ESPN hypocritical for ripping A-Rod
Posted: Tuesday, February 17, 2009 3:41 PM
Alex Rodriguez made more of an apology and more of a confession than just about everyone who’s ever been caught using performance enhancing drugs in any sport – ever. I accepted it with its flaws and holes and shortcomings and decided it’s time to move on.
Then I turned on ESPN and discovered that I am utterly, completely, entirely, wholly and in every way wrong.
Jim Rome and his guests told me that A-Rod is the lowest form of vermin on the planet, a lying, cheating weasel who is hated by the very teammates who came to his press conference to support him. His guests agreed and even knew exactly what they would do if they were A-Rod.
On “Around the Horn,” it was more of the same. A-Rod lied about everything. I was told he even lied when he said he was stupid, which is the one thing he was absolutely right about.
I was laughing so hard I almost forgot to be disgusted. This was ESPN, the network of the jocks, by the jocks and for the jocks; the network that has reinvented the act of sucking up; the channel that employs the very people it is reporting on.
It is so predictable. ESPN never criticizes anyone in any serious way until that person has been knocked to the floor and is gasping for the next breath that could be his last. After checking to make sure they don’t have a promotional arrangement with the poor fellow, the fawning anchors lace on their extra-long cleats and start kicking what’s left of the poor schmuck into an unidentifiable pulp.
The level of outrage is beyond all reason, but to be an ESPN commentator these days, you’re not allowed to have any reason to begin with. It’s all about seeing which way the mob is running and then dashing to the front and running in the same direction. It’s not leading, it’s following from the front.
And as ESPN goes, so goes the nation.
On nearly every subject, there is an accepted opinion that one must have in order to continue to be seen as an expert.

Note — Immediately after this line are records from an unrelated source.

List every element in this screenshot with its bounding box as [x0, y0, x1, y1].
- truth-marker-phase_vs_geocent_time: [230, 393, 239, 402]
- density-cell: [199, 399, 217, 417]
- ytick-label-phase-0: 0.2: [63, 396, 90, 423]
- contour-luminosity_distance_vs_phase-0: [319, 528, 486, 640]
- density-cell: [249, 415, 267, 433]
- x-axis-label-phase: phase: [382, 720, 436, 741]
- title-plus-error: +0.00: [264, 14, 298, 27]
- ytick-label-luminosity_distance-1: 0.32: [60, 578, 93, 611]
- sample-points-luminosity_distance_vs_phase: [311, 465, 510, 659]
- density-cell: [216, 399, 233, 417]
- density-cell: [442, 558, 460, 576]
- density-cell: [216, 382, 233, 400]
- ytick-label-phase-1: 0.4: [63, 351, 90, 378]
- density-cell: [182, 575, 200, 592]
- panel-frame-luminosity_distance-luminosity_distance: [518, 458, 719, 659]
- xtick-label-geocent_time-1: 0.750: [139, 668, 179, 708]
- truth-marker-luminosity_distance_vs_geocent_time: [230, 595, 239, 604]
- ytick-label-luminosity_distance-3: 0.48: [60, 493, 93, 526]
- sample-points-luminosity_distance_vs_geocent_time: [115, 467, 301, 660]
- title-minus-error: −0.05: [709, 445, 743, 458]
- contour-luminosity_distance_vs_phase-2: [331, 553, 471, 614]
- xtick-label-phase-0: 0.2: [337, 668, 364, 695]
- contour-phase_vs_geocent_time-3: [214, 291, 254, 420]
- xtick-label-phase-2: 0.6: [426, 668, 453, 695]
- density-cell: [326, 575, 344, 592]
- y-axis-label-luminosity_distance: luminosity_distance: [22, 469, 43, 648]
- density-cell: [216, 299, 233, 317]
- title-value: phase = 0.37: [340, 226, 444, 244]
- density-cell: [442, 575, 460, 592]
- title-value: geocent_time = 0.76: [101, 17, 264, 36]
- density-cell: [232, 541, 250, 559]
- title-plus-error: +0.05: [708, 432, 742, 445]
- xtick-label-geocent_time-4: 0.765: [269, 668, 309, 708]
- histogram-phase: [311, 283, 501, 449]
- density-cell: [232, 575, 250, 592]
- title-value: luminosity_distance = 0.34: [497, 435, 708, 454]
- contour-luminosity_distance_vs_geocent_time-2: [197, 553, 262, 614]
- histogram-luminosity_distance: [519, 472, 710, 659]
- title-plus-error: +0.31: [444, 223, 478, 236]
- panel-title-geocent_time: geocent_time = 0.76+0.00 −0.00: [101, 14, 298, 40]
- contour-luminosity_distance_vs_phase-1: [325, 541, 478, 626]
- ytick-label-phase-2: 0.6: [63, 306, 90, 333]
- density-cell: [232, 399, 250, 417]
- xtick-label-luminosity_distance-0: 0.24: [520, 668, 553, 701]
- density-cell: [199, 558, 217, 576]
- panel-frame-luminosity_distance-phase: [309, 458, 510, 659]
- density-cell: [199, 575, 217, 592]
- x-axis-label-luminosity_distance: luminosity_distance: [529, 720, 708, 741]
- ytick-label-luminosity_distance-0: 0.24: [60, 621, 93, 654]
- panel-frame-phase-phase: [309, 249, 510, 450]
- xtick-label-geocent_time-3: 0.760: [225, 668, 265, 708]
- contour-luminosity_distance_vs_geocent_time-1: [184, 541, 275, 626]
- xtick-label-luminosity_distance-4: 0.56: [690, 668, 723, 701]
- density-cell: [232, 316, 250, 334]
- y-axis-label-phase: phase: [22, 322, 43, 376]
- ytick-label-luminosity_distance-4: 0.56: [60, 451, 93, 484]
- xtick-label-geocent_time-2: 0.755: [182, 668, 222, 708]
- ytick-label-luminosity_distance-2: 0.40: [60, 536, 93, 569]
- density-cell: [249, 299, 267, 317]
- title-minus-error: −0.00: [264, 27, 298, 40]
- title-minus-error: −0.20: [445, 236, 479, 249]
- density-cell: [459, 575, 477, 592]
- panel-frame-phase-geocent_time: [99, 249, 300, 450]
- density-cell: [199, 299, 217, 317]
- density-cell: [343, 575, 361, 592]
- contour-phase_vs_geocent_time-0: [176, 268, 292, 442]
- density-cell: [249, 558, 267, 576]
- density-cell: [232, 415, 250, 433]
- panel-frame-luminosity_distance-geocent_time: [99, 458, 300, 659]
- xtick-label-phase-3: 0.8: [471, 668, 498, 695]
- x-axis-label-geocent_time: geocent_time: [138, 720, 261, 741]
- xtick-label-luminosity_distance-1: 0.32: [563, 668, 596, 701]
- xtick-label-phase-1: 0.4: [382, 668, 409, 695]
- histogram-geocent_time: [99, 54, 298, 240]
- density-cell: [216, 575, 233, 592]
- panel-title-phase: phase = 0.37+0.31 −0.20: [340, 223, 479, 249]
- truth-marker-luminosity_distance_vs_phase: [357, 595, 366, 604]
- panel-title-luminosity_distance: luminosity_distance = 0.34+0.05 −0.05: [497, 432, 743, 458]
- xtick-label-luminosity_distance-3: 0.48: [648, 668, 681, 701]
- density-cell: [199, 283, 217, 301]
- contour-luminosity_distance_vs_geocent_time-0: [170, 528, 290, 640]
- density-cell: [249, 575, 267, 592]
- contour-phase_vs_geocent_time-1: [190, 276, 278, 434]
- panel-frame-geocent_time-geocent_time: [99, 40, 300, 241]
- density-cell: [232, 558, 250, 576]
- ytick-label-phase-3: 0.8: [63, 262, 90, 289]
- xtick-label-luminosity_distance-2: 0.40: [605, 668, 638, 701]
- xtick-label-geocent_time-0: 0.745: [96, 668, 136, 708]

Try to exercise a brain cell and put something in context and you’re either an idiot or looking for a job or both.
What makes this so very, very wrong is the way ESPN holds itself up as the arbiter of all that is right and good in sports. The truth is that ESPN has no concept of journalistic ethics. It’s a great network, a pioneer that reinvented sports television and continues to lead the industry. It’s got a lot of brilliant people working for it and a few genuine journalists. But its mission is not journalism. It’s promoting the events it reports on. It’s selling a product.
ESPN is in bed with the people it is supposed to be covering objectively. Its anchors shill for diet aids and sports products. It pays athletes to do commercials for it, then reports on the athletes.

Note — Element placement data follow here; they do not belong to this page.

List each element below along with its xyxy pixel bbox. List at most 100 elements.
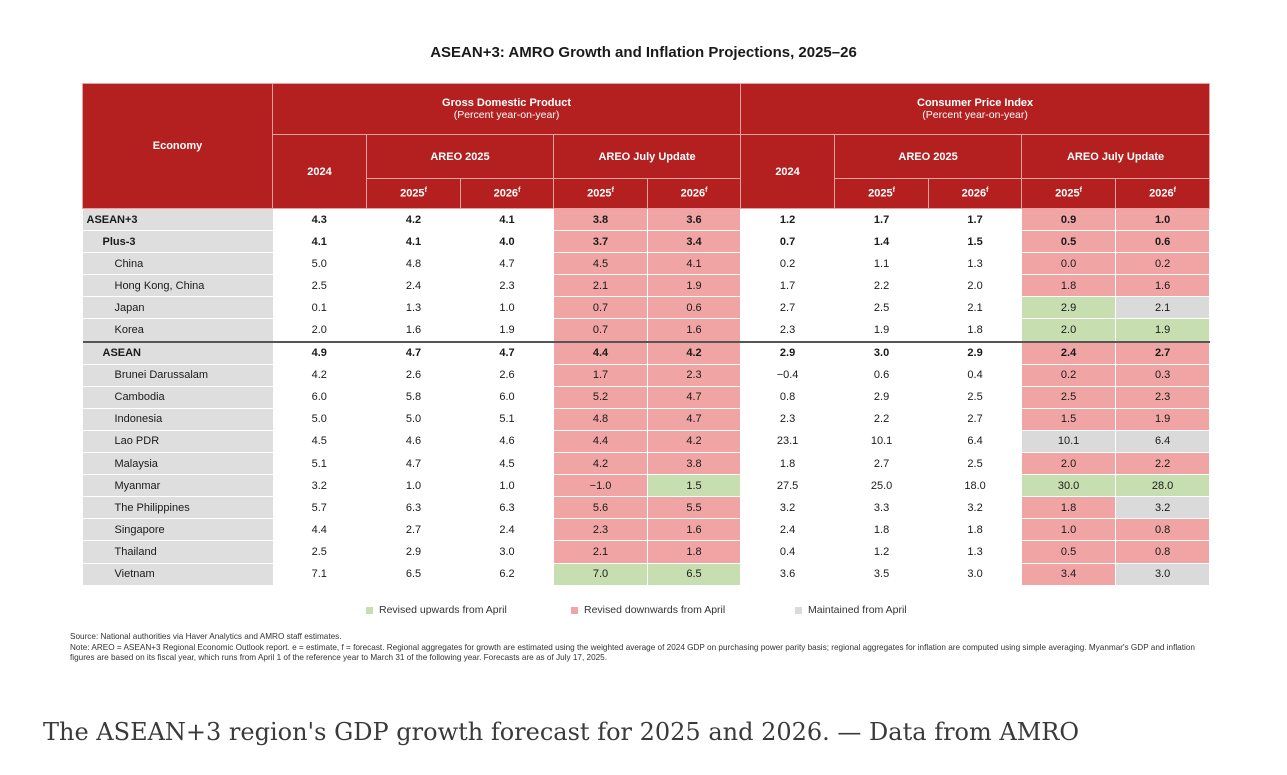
value-cell: 3.2: [272, 474, 367, 498]
value-cell: 1.8: [928, 518, 1023, 542]
value-cell: 2.5: [1021, 386, 1117, 409]
value-cell: 1.8: [1021, 496, 1117, 520]
value-cell: 3.2: [928, 496, 1023, 520]
value-cell: 3.0: [928, 563, 1023, 586]
table-row: Plus-3 4.1 4.1 4.0 3.7 3.4 0.7 1.4 1.5 0.5 0.6: [82, 230, 1211, 254]
value-cell: 5.0: [272, 408, 367, 431]
table-title: ASEAN+3: AMRO Growth and Inflation Proje…: [430, 44, 857, 61]
value-cell: 3.6: [647, 208, 742, 232]
economy-name: Cambodia: [82, 386, 273, 409]
legend-down: Revised downwards from April: [571, 604, 725, 616]
table-row: Japan 0.1 1.3 1.0 0.7 0.6 2.7 2.5 2.1 2.9 2.1: [82, 296, 1211, 320]
value-cell: 1.0: [460, 296, 554, 320]
table-row: China 5.0 4.8 4.7 4.5 4.1 0.2 1.1 1.3 0.0 0.2: [82, 252, 1211, 276]
value-cell: 5.5: [647, 496, 742, 520]
economy-name: Lao PDR: [82, 430, 273, 454]
value-cell: 10.1: [1021, 430, 1117, 454]
economy-name: ASEAN: [82, 340, 273, 365]
value-cell: 1.5: [647, 474, 742, 498]
value-cell: 1.8: [1021, 274, 1117, 298]
value-cell: 0.3: [1115, 364, 1211, 387]
value-cell: 2.3: [740, 318, 836, 343]
value-cell: 2.7: [1115, 340, 1211, 365]
value-cell: 2.2: [834, 408, 930, 431]
value-cell: 1.9: [1115, 318, 1211, 343]
table-body: ASEAN+3 4.3 4.2 4.1 3.8 3.6 1.2 1.7 1.7 0.9 1.0 Plu…: [82, 208, 1211, 586]
economy-name: Plus-3: [82, 230, 273, 254]
value-cell: 4.2: [553, 452, 648, 476]
value-cell: 2.3: [647, 364, 742, 387]
header-year: 2026f: [1115, 178, 1211, 209]
header-gdp-title: Gross Domestic Product: [442, 97, 572, 109]
value-cell: 3.8: [553, 208, 648, 232]
value-cell: 10.1: [834, 430, 930, 454]
value-cell: 4.0: [460, 230, 554, 254]
value-cell: 1.7: [740, 274, 836, 298]
value-cell: 2.5: [272, 274, 367, 298]
value-cell: 2.0: [1021, 452, 1117, 476]
source-note: Source: National authorities via Haver A…: [70, 632, 342, 641]
table-row: Brunei Darussalam 4.2 2.6 2.6 1.7 2.3 −0.4 0.6 0…: [82, 364, 1211, 387]
header-gdp-subtitle: (Percent year-on-year): [453, 109, 560, 121]
value-cell: 1.7: [553, 364, 648, 387]
legend-up-swatch: [366, 606, 373, 614]
table-row: Thailand 2.5 2.9 3.0 2.1 1.8 0.4 1.2 1.3 0.5 0.8: [82, 540, 1211, 564]
value-cell: −1.0: [553, 474, 648, 498]
value-cell: 2.4: [1021, 340, 1117, 365]
footnotes: Source: National authorities via Haver A…: [70, 632, 1210, 664]
value-cell: 1.3: [366, 296, 461, 320]
value-cell: 2.3: [1115, 386, 1211, 409]
value-cell: 27.5: [740, 474, 836, 498]
value-cell: 5.0: [366, 408, 461, 431]
value-cell: 2.3: [553, 518, 648, 542]
value-cell: 1.9: [1115, 408, 1211, 431]
value-cell: 1.0: [1021, 518, 1117, 542]
header-cpi: Consumer Price Index (Percent year-on-ye…: [740, 83, 1211, 135]
value-cell: 0.0: [1021, 252, 1117, 276]
value-cell: 2.5: [928, 386, 1023, 409]
value-cell: −0.4: [740, 364, 836, 387]
value-cell: 2.7: [740, 296, 836, 320]
table-row: Cambodia 6.0 5.8 6.0 5.2 4.7 0.8 2.9 2.5 2.5 2.3: [82, 386, 1211, 409]
value-cell: 5.7: [272, 496, 367, 520]
value-cell: 2.5: [272, 540, 367, 564]
header-year: 2025f: [1021, 178, 1117, 209]
value-cell: 6.4: [928, 430, 1023, 454]
value-cell: 28.0: [1115, 474, 1211, 498]
value-cell: 0.8: [740, 386, 836, 409]
value-cell: 4.7: [366, 340, 461, 365]
value-cell: 6.4: [1115, 430, 1211, 454]
value-cell: 4.8: [366, 252, 461, 276]
value-cell: 2.9: [834, 386, 930, 409]
value-cell: 5.6: [553, 496, 648, 520]
economy-name: Thailand: [82, 540, 273, 564]
legend-same-swatch: [795, 606, 802, 614]
value-cell: 1.1: [834, 252, 930, 276]
value-cell: 0.8: [1115, 540, 1211, 564]
value-cell: 2.2: [834, 274, 930, 298]
value-cell: 0.2: [1115, 252, 1211, 276]
legend-down-label: Revised downwards from April: [584, 604, 726, 616]
value-cell: 1.3: [928, 540, 1023, 564]
table-row: Lao PDR 4.5 4.6 4.6 4.4 4.2 23.1 10.1 6.4 10.1 6.4: [82, 430, 1211, 454]
header-cpi-july-update: AREO July Update: [1021, 134, 1211, 179]
economy-name: Singapore: [82, 518, 273, 542]
header-year: 2026f: [928, 178, 1023, 209]
value-cell: 4.9: [272, 340, 367, 365]
value-cell: 0.7: [553, 318, 648, 343]
header-cpi-subtitle: (Percent year-on-year): [922, 109, 1028, 121]
value-cell: 3.4: [1021, 563, 1117, 586]
value-cell: 23.1: [740, 430, 836, 454]
value-cell: 5.1: [272, 452, 367, 476]
value-cell: 0.6: [647, 296, 742, 320]
value-cell: 4.5: [272, 430, 367, 454]
header-gdp-2024: 2024: [272, 134, 367, 209]
value-cell: 4.1: [272, 230, 367, 254]
value-cell: 5.2: [553, 386, 648, 409]
value-cell: 4.4: [553, 430, 648, 454]
value-cell: 7.0: [553, 563, 648, 586]
value-cell: 1.2: [834, 540, 930, 564]
economy-name: China: [82, 252, 273, 276]
value-cell: 4.2: [366, 208, 461, 232]
value-cell: 2.5: [834, 296, 930, 320]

During today’s feeding frenzy on A-Rod’s carcass, ESPN aired one of its cutesy commercials that feature superstars hanging out in the network’s Bristol, Conn., offices. The superstar was Chris Paul and the anchor was one of ESPN’s 347 identical Dan Patrick wannabes. The anchor asks Paul how many he’s going to score in the game that night. Paul says 28. The anchor tells someone on the phone “28.” We don’t know who he’s talking to, but we’re left with the impression a bet of some kind is involved.

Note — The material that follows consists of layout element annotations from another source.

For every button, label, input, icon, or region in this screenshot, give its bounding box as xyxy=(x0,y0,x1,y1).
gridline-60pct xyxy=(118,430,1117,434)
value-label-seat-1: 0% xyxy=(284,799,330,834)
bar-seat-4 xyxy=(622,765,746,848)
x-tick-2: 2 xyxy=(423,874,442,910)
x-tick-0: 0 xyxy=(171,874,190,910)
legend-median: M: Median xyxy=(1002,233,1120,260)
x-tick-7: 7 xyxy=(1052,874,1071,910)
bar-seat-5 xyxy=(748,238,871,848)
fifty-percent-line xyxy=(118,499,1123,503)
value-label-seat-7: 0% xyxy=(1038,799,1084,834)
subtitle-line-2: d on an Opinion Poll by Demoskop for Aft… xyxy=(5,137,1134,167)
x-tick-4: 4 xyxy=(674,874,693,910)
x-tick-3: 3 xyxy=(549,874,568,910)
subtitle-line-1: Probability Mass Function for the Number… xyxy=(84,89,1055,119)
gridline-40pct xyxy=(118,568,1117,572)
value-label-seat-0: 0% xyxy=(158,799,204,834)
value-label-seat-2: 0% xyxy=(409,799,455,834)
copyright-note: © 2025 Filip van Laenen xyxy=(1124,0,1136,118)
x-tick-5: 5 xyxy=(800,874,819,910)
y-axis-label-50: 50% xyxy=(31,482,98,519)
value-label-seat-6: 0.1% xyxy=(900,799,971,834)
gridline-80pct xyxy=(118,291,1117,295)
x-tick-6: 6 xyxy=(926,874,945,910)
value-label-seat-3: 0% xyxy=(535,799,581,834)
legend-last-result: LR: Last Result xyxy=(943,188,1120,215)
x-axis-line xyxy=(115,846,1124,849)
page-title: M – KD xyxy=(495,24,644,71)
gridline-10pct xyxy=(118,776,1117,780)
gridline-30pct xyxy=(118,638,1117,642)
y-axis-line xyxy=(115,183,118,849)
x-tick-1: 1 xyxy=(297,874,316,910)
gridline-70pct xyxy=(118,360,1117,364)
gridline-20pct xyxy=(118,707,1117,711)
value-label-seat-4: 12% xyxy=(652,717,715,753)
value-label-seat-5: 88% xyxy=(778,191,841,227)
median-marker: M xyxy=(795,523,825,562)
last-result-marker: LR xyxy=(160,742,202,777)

This is supposed to be funny and maybe it would be if sports betting weren’t a crime and getting inside information from a player is another crime. The NBA just went through a scandal with a referee betting on games he was working. And now ESPN is running a commercial that seems to approve of using insider information from players to win bets.
Someone should be outraged at the idea. David Stern, the NBA commissioner, should be calling ESPN and demanding that the ad be pulled. Paul’s agent should be outraged that his client would be tricked into seeming to celebrate felonious behavior. Rome should be appalled at the message the little children are getting.
But no one objects because everyone’s too busy beating the snot out of A-Rod. And they’re doing that because that’s the proper reaction. They know that because that’s the direction the mob is running.
A couple of years ago, Shawne Merriman, a superstar NFL linebacker, got suspended four games for violating the league’s steroid policy. A-Rod’s crime was to use drugs that the league didn't test for. Merriman flat-out broke an NFL rule. But where A-Rod is getting killed, Merriman heard barely a whisper of outrage from ESPN or anyone else. He didn’t have to call a press conference and shed tears of remorse. He didn’t have to detail what he used, when he used it, how he used it and who helped him use it. The only question anyone asked was how soon he could come back and whether he’d be in good enough shape to help his team win.
This is hypocrisy, people. Baseball had no rules against steroids (yes, Bud Selig said it was wrong, but the union never agreed so it wasn't on paper), and even when it said you shouldn’t use them, it didn’t test for them. So baseball players who use them are the most evil people who ever lived, while football players are just guys playing a game?
No one on ESPN brought that up. But on one of the shows, the commentators expressed shock and outrage that A-Rod also admitted using an amphetamine-like supplement that’s since been banned by baseball. They acted as if this were proof that A-Rod lied about everything else. Not one of them said that just about everybody in the game used amphetamines for 50 years and that baseball didn’t ban them until last year.
Last year!
None of it matters. A-Rod is down now, and ESPN is going to keep right on kicking him, just to prove how ethical everyone in Bristol is. And a lot of my colleagues are going to do the same. Not because it’s right, but because that’s what we’re supposed to do.